En conséquence, il convient de faire droit à la demande de délai de paiement selon les modalités décrites au dispositif.
o Sur les mesures de fin de jugement
Les défendeurs, qui succombent, supporteront in solidum les dépens, en application de l’article 696 du code de procédure civile.
L’équité commande que chacune des parties conserve à sa charge les frais exposés pour sa défense.

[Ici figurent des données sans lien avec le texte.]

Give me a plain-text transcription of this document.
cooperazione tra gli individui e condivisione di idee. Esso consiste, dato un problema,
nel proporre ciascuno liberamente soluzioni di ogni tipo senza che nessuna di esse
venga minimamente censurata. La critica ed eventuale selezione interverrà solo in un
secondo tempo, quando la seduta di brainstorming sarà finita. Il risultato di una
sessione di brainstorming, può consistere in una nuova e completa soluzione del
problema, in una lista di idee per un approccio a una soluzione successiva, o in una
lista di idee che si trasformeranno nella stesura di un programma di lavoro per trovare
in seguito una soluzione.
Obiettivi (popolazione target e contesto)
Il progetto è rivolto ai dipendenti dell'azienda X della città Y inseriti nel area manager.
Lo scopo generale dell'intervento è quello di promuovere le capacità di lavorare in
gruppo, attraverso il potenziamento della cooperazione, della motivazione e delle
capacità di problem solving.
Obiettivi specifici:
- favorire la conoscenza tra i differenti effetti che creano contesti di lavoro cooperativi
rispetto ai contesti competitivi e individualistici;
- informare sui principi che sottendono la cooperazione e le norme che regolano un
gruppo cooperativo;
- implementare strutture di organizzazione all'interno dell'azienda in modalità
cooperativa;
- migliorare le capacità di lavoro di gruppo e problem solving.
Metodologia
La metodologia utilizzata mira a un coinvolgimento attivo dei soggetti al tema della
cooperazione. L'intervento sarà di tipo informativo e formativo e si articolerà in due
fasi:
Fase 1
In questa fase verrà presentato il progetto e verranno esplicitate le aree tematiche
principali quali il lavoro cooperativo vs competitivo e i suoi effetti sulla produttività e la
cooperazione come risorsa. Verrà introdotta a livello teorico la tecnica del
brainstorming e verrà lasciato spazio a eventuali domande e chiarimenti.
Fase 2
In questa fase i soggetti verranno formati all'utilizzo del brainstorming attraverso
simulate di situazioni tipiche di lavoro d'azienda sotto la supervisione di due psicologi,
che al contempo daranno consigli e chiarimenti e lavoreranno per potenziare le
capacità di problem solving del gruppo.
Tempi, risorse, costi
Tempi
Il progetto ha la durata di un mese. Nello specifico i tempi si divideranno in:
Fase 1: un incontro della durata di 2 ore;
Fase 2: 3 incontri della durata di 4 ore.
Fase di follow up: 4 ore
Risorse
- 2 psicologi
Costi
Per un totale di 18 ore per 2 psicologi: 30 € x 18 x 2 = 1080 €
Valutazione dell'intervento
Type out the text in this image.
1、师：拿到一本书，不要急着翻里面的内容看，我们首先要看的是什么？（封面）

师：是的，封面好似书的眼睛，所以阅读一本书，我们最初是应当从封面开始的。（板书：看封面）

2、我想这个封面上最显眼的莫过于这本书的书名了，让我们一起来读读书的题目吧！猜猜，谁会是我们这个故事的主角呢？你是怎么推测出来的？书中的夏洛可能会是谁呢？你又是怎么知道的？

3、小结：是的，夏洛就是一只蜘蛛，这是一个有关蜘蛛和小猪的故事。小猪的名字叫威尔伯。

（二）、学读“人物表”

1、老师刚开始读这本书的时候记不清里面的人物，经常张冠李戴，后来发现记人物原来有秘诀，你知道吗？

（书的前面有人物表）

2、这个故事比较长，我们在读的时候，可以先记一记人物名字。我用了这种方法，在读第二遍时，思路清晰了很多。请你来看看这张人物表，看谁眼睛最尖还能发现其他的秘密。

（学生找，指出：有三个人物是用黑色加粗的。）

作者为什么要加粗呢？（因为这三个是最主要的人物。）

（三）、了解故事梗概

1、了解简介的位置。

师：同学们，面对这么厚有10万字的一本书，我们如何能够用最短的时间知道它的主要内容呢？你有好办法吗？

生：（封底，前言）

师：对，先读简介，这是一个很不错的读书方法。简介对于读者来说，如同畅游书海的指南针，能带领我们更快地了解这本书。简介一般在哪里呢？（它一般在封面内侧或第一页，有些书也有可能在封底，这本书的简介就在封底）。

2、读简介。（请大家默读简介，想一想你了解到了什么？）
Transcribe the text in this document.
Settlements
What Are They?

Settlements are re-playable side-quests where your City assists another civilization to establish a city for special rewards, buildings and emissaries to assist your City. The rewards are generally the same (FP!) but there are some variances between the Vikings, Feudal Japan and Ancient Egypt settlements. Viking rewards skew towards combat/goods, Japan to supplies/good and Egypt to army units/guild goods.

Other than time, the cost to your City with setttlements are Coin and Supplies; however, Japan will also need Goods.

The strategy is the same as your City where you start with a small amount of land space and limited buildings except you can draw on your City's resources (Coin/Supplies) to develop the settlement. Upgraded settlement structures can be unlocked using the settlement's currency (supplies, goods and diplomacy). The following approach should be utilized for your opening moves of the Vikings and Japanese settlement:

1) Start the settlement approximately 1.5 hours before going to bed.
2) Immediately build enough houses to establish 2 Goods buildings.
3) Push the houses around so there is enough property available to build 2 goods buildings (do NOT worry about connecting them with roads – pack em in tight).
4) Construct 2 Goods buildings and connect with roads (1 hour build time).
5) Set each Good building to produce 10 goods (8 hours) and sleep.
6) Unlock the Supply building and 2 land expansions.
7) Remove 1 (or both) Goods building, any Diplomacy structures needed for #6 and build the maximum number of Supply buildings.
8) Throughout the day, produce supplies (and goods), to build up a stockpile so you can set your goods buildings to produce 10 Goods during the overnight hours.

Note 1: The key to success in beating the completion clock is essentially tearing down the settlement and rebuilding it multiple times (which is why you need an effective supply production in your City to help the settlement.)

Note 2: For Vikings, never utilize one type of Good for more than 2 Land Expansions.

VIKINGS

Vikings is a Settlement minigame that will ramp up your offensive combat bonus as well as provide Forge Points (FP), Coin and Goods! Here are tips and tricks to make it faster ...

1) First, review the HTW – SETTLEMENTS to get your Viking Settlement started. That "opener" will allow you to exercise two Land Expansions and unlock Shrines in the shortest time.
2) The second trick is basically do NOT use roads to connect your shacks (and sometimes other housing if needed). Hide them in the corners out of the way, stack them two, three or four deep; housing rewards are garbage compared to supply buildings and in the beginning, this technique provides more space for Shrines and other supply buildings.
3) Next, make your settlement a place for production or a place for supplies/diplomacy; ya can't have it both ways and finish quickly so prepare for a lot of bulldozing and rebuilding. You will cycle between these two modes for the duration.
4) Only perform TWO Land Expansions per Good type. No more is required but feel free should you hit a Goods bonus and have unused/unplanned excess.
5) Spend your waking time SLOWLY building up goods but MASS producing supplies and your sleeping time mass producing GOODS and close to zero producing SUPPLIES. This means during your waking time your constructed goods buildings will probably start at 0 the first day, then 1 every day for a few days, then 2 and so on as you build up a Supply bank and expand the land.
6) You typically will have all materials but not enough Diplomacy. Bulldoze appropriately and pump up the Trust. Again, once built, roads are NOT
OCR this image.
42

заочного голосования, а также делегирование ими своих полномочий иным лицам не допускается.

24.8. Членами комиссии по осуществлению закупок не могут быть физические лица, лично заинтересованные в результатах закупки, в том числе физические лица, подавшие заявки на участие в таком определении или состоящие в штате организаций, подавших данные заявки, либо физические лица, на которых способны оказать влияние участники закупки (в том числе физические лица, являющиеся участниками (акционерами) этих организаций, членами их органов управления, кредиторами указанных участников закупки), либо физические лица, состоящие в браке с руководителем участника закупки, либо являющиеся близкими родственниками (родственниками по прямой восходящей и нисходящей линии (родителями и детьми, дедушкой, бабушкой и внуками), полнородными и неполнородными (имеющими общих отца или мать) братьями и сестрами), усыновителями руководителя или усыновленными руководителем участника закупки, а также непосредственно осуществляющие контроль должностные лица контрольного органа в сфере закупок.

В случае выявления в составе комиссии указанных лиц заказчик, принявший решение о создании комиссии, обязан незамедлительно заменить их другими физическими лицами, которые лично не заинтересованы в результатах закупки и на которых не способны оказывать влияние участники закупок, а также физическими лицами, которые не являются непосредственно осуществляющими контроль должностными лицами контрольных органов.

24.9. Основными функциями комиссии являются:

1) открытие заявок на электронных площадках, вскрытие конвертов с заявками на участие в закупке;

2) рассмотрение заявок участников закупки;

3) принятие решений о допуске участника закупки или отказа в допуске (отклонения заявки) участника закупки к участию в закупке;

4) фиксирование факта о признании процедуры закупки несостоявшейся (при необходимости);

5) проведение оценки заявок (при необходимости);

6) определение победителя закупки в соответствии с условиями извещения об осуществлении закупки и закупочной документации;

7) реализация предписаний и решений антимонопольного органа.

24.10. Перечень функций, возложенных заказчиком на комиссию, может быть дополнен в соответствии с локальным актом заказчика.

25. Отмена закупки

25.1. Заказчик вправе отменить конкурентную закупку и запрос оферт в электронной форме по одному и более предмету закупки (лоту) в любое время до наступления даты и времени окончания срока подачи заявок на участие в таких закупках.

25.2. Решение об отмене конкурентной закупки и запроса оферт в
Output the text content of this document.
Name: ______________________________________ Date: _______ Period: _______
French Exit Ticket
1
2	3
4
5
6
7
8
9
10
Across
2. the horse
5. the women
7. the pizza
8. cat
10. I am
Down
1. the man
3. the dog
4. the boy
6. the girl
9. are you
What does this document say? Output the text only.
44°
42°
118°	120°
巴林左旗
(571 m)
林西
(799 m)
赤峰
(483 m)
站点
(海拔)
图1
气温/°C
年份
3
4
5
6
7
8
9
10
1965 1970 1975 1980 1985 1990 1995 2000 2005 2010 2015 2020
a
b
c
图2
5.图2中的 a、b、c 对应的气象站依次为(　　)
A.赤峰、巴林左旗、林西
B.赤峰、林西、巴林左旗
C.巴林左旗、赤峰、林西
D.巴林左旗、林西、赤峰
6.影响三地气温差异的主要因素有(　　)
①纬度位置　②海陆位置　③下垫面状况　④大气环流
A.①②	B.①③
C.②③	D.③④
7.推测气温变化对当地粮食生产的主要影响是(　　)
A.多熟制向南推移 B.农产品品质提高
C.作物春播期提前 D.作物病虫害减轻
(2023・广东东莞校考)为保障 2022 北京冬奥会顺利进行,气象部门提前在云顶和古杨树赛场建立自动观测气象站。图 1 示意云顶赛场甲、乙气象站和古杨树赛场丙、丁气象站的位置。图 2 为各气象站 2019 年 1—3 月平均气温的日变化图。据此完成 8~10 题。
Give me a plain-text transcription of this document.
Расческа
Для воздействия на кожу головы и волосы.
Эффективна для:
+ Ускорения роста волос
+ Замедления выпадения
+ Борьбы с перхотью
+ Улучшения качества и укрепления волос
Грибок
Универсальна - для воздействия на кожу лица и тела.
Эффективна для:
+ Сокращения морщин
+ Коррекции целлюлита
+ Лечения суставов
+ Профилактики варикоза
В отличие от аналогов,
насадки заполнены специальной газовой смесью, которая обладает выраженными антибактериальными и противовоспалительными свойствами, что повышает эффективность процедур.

La présente décision est exécutoire à titre provisoire, conformément à l’article 514 du code de procédure civile.
PAR CES MOTIFS
Le juge des contentieux de la protection, statuant en audience publique, par jugement réputé contradictoire, en premier ressort et par mise à disposition au greffe :
CONSTATE la résiliation du contrat de prêt personnel n°82418855984 conclu le 13 décembre 2022 entre Crédit Lyonnais SA et Mme [B] [U] et M. [O] [F] au 28 décembre 2023 ;
PRONONCE la déchéance du droit aux intérêts conventionnels au titre du contrat de prêt personnel n°82418855984 conclu le 13 décembre 2022 entre Crédit Lyonnais SA et Mme [B] [U] et M. [O] [F] ;
CONDAMNE solidairement Mme [B] [U] et M. [O] [F] à payer à Crédit Lyonnais SA la somme de 5 338,29 € au titre du solde du crédit ;
RAPPELLE que cette somme ne produira pas intérêts, même au taux légal ;
DEBOUTE Crédit Lyonnais SA de sa demande en paiement formée au titre de l’indemnité légale de 8 % sur le capital restant dû à la date de la défaillance ;
ACCORDE à Mme [B] [U] et M. [O] [F] la faculté d’apurer leur dette, à savoir la somme de 5 338,29 euros au plus tard le 10 de chaque mois, à compter du premier mois suivant la signification de ce jugement, en 10 mensualités équivalentes d’un montant de 500 euros chacune, et une 1 mensualité correspondant au solde de la somme due ;
DIT que le défaut de paiement d’un seul règlement à l’échéance prescrite entraînera la déchéance du terme et que la totalité du solde restant dû deviendra immédiatement exigible ;
RAPPELLE que l’application des dispositions de l’article 1343-5 du code civil suspend les procédures d’exécution qui auraient été engagées par le créancier et que les majorations d’intérêts ou les pénalités encourues à raison du retard cessent d’être dues pendant les délais accordés ;
DEBOUTE Crédit Lyonnais SA de sa demande formée au titre de l’article 700 du code de procédure civile ;
CONDAMNE in solidum Mme [B] [U] et M. [O] [F] au paiement des entiers dépens de la présente procédure ;
RAPPELLE l’exécution provisoire de la présente décision ;
Ainsi fait et jugé à Bobigny le 20 mars 2025.